The U.S. Government Accountability Office (GAO) found three key limitations of the composite score the Department of Education uses to assess the financial health of institutions that participate in the federal student aid programs. In report GAO-17-555, published on September 20, the GAO called the score an imprecise risk measure, arguing that it had predicted less than half of school closures since the 2010-11 academic year.
The limitations included:
- Failure to reflect updates in accounting practices.
- Use of outdated financial measures rather than new metrics such as liquidity, historical trend analysis, or future projections.
- Vulnerability to manipulation by allowing schools to inflate their scores by taking out additional debt.
The GAO also criticized ED for inadequately explaining how it calculates schools’ composite scores, noting that administrators at seven out of the 10 schools analysts consulted were confused about their calculations. NACUBO staff met with GAO investigators during their examination and shared concerns about shortcomings in ED’s methodology and application of its rules.
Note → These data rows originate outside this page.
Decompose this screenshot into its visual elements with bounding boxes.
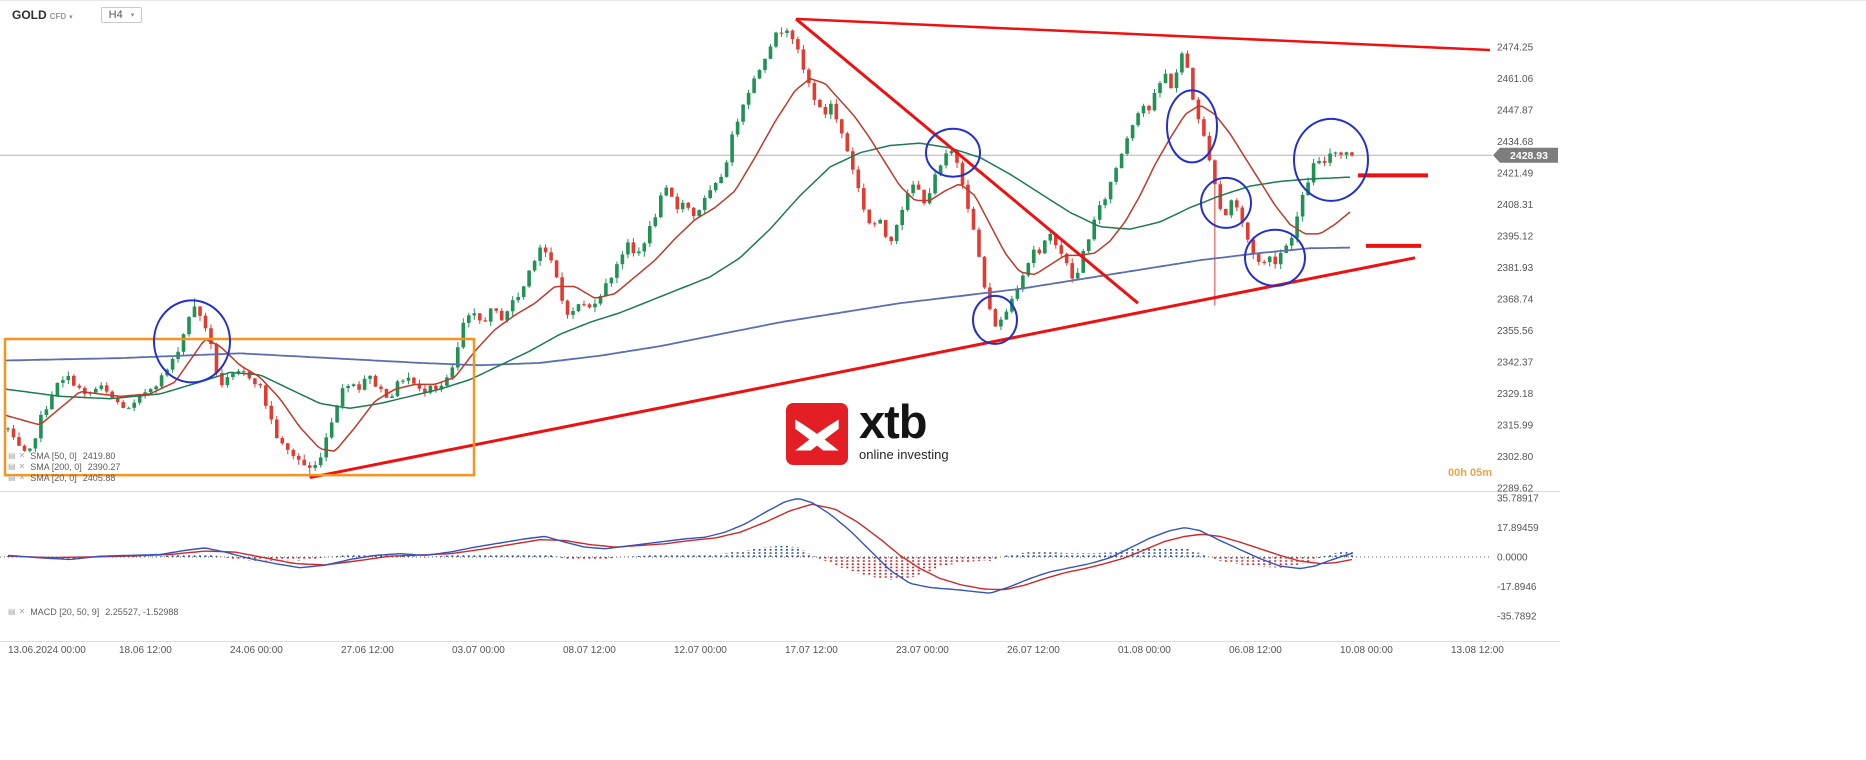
time-axis-label: 27.06 12:00 [341, 645, 394, 656]
price-axis-label: 2421.49 [1497, 169, 1534, 180]
macd-label: MACD [20, 50, 9] [30, 607, 100, 617]
time-axis-label: 12.07 00:00 [674, 645, 727, 656]
price-axis[interactable] [1492, 1, 1560, 642]
annotation-circle[interactable] [925, 127, 981, 178]
macd-axis-label: -35.7892 [1497, 612, 1537, 623]
indicator-menu-icon[interactable]: ▤ [8, 451, 16, 460]
price-axis-label: 2315.99 [1497, 421, 1534, 432]
indicator-legend-row: ▤ ✕ SMA [200, 0] 2390.27 [8, 462, 120, 472]
current-price-badge: 2428.93 [1493, 147, 1558, 163]
price-axis-label: 2355.56 [1497, 326, 1534, 337]
time-axis-label: 26.07 12:00 [1007, 645, 1060, 656]
indicator-label: SMA [200, 0] [30, 462, 82, 472]
indicator-legend-row: ▤ ✕ SMA [50, 0] 2419.80 [8, 451, 115, 461]
price-axis-label: 2461.06 [1497, 74, 1534, 85]
annotation-circle[interactable] [1200, 176, 1252, 229]
indicator-label: SMA [20, 0] [30, 473, 77, 483]
time-axis-label: 06.08 12:00 [1229, 645, 1282, 656]
instrument-type-label: CFD [49, 12, 67, 21]
time-axis-label: 23.07 00:00 [896, 645, 949, 656]
time-axis-label: 13.08 12:00 [1451, 645, 1504, 656]
indicator-remove-icon[interactable]: ✕ [18, 473, 26, 482]
xtb-brand-text: xtb [859, 395, 927, 448]
chart-header: GOLD CFD ▾ H4 ▾ [12, 7, 143, 23]
time-axis-label: 01.08 00:00 [1118, 645, 1171, 656]
macd-axis-label: -17.8946 [1497, 582, 1537, 593]
indicator-legend-row: ▤ ✕ SMA [20, 0] 2405.88 [8, 473, 115, 483]
consolidation-rectangle[interactable] [3, 337, 476, 477]
indicator-remove-icon[interactable]: ✕ [18, 607, 26, 616]
time-axis-label: 24.06 00:00 [230, 645, 283, 656]
price-axis-label: 2447.87 [1497, 106, 1534, 117]
candle-countdown-timer: 00h 05m [1448, 467, 1493, 479]
svg-text:2428.93: 2428.93 [1510, 150, 1548, 162]
annotation-circle[interactable] [972, 294, 1018, 345]
price-chart-canvas[interactable]: 2428.93 2474.25 2461.06 2447.87 2434.68 2421.… [0, 1, 1560, 661]
time-axis[interactable] [0, 642, 1492, 662]
time-axis-label: 17.07 12:00 [785, 645, 838, 656]
chevron-down-icon: ▾ [69, 14, 73, 21]
symbol-selector[interactable]: GOLD CFD ▾ [12, 8, 73, 22]
price-axis-label: 2368.74 [1497, 295, 1534, 306]
price-axis-label: 2395.12 [1497, 232, 1534, 243]
price-axis-label: 2381.93 [1497, 263, 1534, 274]
indicator-value: 2405.88 [82, 473, 116, 483]
xtb-tagline: online investing [859, 446, 949, 462]
symbol-label: GOLD [12, 8, 47, 22]
price-axis-label: 2474.25 [1497, 43, 1534, 54]
macd-axis-label: 0.0000 [1497, 553, 1528, 564]
macd-axis-label: 17.89459 [1497, 523, 1539, 534]
indicator-remove-icon[interactable]: ✕ [18, 462, 26, 471]
price-axis-label: 2289.62 [1497, 484, 1534, 495]
candles-layer [6, 27, 1354, 478]
annotation-circle[interactable] [1244, 228, 1306, 287]
annotation-circle[interactable] [153, 299, 231, 384]
macd-signal-line [7, 503, 1353, 591]
xtb-logo-icon [786, 403, 848, 465]
time-axis-label: 13.06.2024 00:00 [8, 645, 86, 656]
indicator-menu-icon[interactable]: ▤ [8, 607, 16, 616]
time-axis-label: 03.07 00:00 [452, 645, 505, 656]
indicator-menu-icon[interactable]: ▤ [8, 473, 16, 482]
price-axis-label: 2342.37 [1497, 358, 1534, 369]
indicator-remove-icon[interactable]: ✕ [18, 451, 26, 460]
price-axis-label: 2434.68 [1497, 137, 1534, 148]
macd-value: 2.25527, -1.52988 [105, 607, 179, 617]
indicator-menu-icon[interactable]: ▤ [8, 462, 16, 471]
price-axis-label: 2329.18 [1497, 389, 1534, 400]
descending-trendline[interactable] [795, 17, 1139, 305]
sma-200-line [5, 246, 1351, 367]
indicator-value: 2390.27 [87, 462, 121, 472]
annotation-circle[interactable] [1166, 89, 1218, 164]
annotation-circle[interactable] [1293, 117, 1369, 202]
time-axis-label: 18.06 12:00 [119, 645, 172, 656]
timeframe-selector[interactable]: H4 ▾ [100, 7, 143, 23]
sma-20-line [5, 77, 1351, 452]
time-axis-label: 08.07 12:00 [563, 645, 616, 656]
indicator-value: 2419.80 [82, 451, 116, 461]
timeframe-label: H4 [108, 9, 123, 21]
indicator-label: SMA [50, 0] [30, 451, 77, 461]
xtb-brand-block: xtb online investing [859, 395, 949, 462]
time-axis-label: 10.08 00:00 [1340, 645, 1393, 656]
upper-trendline[interactable] [795, 17, 1491, 52]
macd-line [7, 498, 1353, 594]
ascending-trendline[interactable] [309, 256, 1416, 480]
chevron-down-icon: ▾ [130, 12, 135, 19]
macd-legend-row: ▤ ✕ MACD [20, 50, 9] 2.25527, -1.52988 [8, 607, 178, 617]
xtb-watermark: xtb online investing [786, 395, 949, 465]
price-axis-label: 2302.80 [1497, 452, 1534, 463]
sma-50-line [5, 142, 1351, 410]
price-axis-label: 2408.31 [1497, 200, 1534, 211]
macd-axis-label: 35.78917 [1497, 493, 1539, 504]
The watchdog agency recommended that ED:
- Update the financial composite score to better measure schools’ financial conditions.
- Improve its guidance to schools on how it calculates the composite score.
- Provide public data on final composite scores for all schools.
In its formal response to the GAO, ED disagreed with the first recommendation even though it is in the process of establishing a negotiated rulemaking committee to update the composite score calculations in light of accounting changes.